Your real competition

You *think* your competition is the guy at the TV station who always rip-and-reads your stories, or the reporter on your beat at the major metro from the big city 12 miles away, or that alt-weekly with the nasty cartoonist, don’t you?

Sorry, but that’s simply not the case.

Oh, sure, your ad reps and their ad reps might be calling the same local businesses and trying to squeeze a few more upsells out of them, and in that sense, yes, you’re competing with other local news organizations for advertising dollars.
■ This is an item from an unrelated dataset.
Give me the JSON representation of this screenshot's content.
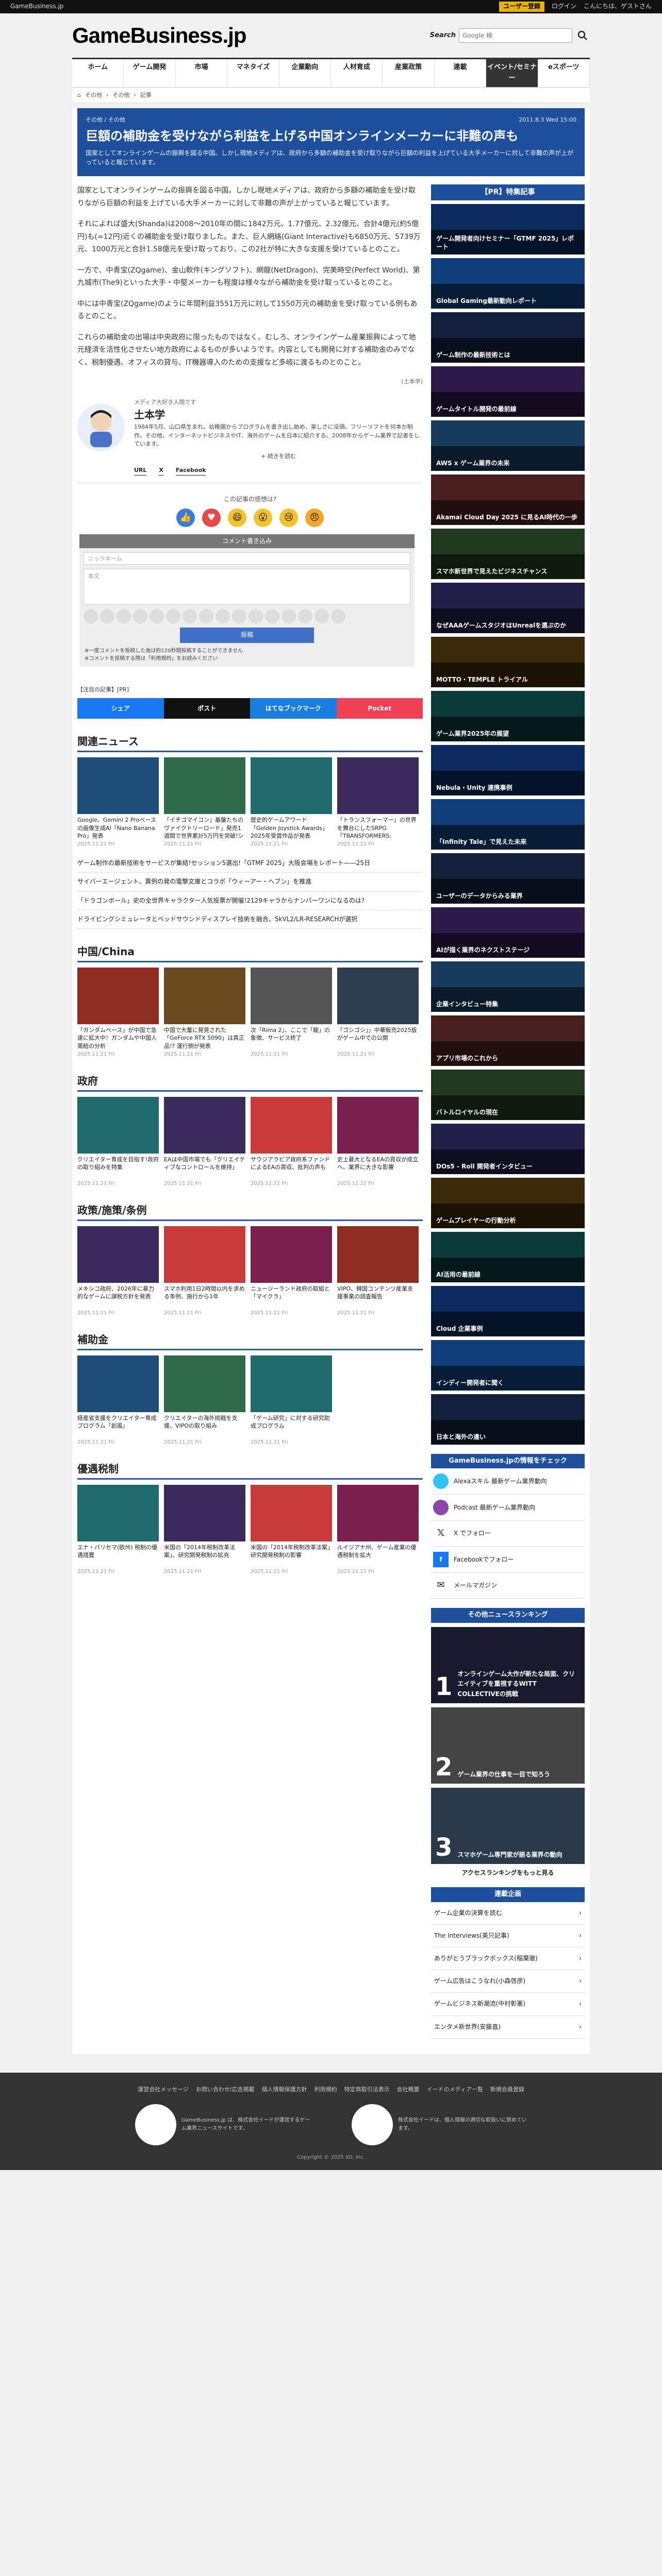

But what are you doing to compete for the attention of your audience?

Your competition is the Web.

It’s Facebook and MySpace and Twitter and blogs and iTunes and IM and Ning and Digg and Delicious and e-mail and Flickr and Yelp and Amazon and now is not the time to wave them off as something someone other than your readers spends their time doing.

If you’ve said the words ‘Oh, well we’ve always done it that way’ in the last FIVE YEARS, you have a problem with addressing the question of who is competing with your organization.

If you’ve said the words ‘Oh, but that won’t work here’ in the last THREE YEARS, you definitely have a problem with addressing the pace of change in the news business.

Paul Conley says the time for training dinosaurs is over. I say it’s worth the effort, but the first step is helping them understand they have a problem.

Dave Cohn says the time for evangelizing for change is over. I say he’s right that it’s time to put up or shut up; my job is to do shepherd along journalists who are quick to pay lip service to the Web, pushing them through the next steps of actually changing the way they work, every day.